Market Anxiety Deepens as Trump Threatens Iranian Infrastructure
Oil prices climbed on Monday as a fresh cycle of threats between Washington and Tehran dashed hopes for a diplomatic truce. President Donald Trump used his Truth Social platform to warn of an imminent strike on Iranian power plants and bridges. He demanded that Iran bow to his terms for reopening the Strait of Hormuz. Tehran responded with a promise of devastating retaliation against civilian targets. This escalatory rhetoric has kept the energy market on a knife-edge as the conflict enters its sixth week.
Brent crude rose 1.2 per cent to $110.35 a barrel during the morning session. West Texas Intermediate remained flat at $111.61, but prices have doubled since the war began in late February. The Strait of Hormuz remains virtually impassable, trapping 20 per cent of the world’s oil and gas supply. Traders are now pricing in a long-term blockade rather than a temporary disruption. Every aggressive statement from the White House adds a fresh premium to the cost of a barrel.

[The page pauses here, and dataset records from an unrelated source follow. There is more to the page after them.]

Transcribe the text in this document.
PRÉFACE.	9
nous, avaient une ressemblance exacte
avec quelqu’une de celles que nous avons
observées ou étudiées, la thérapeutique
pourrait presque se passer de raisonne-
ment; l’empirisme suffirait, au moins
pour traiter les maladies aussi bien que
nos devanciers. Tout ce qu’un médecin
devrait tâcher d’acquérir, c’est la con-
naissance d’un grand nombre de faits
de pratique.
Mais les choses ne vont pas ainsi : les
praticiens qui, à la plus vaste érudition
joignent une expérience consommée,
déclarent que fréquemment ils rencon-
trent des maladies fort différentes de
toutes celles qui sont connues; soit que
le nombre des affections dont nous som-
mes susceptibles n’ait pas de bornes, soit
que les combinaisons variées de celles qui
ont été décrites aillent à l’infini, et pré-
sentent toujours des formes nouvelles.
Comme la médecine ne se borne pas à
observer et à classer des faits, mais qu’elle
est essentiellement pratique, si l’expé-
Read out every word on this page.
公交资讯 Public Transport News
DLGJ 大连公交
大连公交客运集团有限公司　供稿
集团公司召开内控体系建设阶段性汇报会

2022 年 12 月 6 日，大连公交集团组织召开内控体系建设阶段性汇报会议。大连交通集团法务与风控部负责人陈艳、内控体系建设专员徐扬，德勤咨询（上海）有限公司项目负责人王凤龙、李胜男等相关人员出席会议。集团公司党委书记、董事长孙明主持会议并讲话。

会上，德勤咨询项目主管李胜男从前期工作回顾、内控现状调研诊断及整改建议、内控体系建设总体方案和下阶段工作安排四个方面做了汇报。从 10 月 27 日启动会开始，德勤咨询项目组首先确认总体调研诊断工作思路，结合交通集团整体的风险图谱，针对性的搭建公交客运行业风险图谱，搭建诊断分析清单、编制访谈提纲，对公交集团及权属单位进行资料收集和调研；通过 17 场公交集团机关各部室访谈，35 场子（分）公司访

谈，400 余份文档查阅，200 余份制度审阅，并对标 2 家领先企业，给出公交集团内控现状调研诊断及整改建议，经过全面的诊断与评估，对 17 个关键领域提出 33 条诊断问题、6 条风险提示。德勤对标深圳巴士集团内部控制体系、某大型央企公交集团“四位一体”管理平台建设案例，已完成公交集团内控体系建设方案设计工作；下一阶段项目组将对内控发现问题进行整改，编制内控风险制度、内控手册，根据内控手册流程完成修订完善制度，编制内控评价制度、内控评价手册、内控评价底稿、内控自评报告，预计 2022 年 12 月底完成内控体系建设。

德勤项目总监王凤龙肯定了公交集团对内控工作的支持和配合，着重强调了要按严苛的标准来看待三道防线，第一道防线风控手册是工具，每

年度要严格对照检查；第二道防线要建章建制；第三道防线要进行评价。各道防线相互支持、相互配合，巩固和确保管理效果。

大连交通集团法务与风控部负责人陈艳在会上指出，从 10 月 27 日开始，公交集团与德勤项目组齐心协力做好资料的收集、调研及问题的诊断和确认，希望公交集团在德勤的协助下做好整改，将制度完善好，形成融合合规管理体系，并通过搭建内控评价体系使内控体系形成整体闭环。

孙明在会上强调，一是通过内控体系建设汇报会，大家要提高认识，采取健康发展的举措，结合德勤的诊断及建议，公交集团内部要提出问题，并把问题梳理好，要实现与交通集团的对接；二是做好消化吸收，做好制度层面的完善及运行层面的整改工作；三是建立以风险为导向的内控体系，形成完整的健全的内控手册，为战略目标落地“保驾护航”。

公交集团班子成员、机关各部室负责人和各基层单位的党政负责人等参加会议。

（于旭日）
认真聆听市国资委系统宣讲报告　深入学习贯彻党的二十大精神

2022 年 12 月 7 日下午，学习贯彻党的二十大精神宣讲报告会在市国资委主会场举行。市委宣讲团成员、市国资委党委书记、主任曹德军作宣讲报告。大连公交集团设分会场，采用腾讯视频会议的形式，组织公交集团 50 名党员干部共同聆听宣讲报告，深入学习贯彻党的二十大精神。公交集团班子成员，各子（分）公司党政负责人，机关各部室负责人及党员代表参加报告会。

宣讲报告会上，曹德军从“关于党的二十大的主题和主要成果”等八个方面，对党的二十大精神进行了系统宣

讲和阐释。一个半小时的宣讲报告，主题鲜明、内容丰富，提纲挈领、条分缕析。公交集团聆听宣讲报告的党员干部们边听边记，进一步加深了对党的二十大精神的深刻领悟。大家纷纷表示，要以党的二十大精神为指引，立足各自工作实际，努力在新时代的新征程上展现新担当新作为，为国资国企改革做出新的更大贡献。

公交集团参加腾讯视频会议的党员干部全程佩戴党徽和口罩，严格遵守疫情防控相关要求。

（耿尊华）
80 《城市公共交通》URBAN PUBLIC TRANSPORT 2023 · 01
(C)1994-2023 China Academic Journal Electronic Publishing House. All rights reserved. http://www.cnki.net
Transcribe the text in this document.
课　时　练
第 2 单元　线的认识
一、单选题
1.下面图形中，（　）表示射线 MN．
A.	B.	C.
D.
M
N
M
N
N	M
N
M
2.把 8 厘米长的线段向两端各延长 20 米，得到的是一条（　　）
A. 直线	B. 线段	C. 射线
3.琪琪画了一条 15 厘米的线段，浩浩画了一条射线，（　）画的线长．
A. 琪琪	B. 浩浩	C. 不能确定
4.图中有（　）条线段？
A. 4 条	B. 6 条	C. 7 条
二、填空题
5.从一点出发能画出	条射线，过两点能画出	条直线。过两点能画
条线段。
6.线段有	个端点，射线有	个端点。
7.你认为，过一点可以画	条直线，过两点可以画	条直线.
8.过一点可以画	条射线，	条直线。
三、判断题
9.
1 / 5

Equity markets in Asia showed a surprising resilience despite the darkening clouds in the Middle East. Stocks in Tokyo climbed 1.6 per cent while Seoul gained 2.2 per cent on Monday. Investors appear to be betting that the American president might still opt for a deal. Some analysts describe this as a “TACO” moment, suggesting the president often backs away from his most extreme threats. This optimism provides a fragile floor for global shares while the war rages on.
The persistent threat to Iranian infrastructure keeps the US dollar exceptionally strong. Asian currencies are struggling to hold their ground as investors seek the safety of the greenback. Even gold, usually a haven during wartime, saw a slight dip as high interest rates and dollar strength weighed it down. The economic fallout is no longer confined to the Gulf. It is reshaping capital flows across the globe as the cost of energy forces a rethink of growth projections.
The humanitarian and economic toll of the conflict has upended the global order since February 28. The US-Israeli offensive against Iran has triggered a regional firestorm with no clear exit strategy. Supply chains are buckling under the weight of skyrocketing fuel costs. While some exchanges remained closed for holidays, those that stayed open reflected a deep-seated unease. The logic of the market is currently dictated by social media posts and military communiqués.
Tuesday is being touted as a decisive moment for the Iranian domestic front. The American president’s specific focus on energy and transport links suggests a shift toward total economic strangulation. Iran’s central military command has made it clear that any strike on its soil will be met with symmetrical force. Until the waterway reopens, the global economy remains hostage to the narrow corridor of the Hormuz. Markets are rising on hope, but the underlying fundamentals are increasingly grim.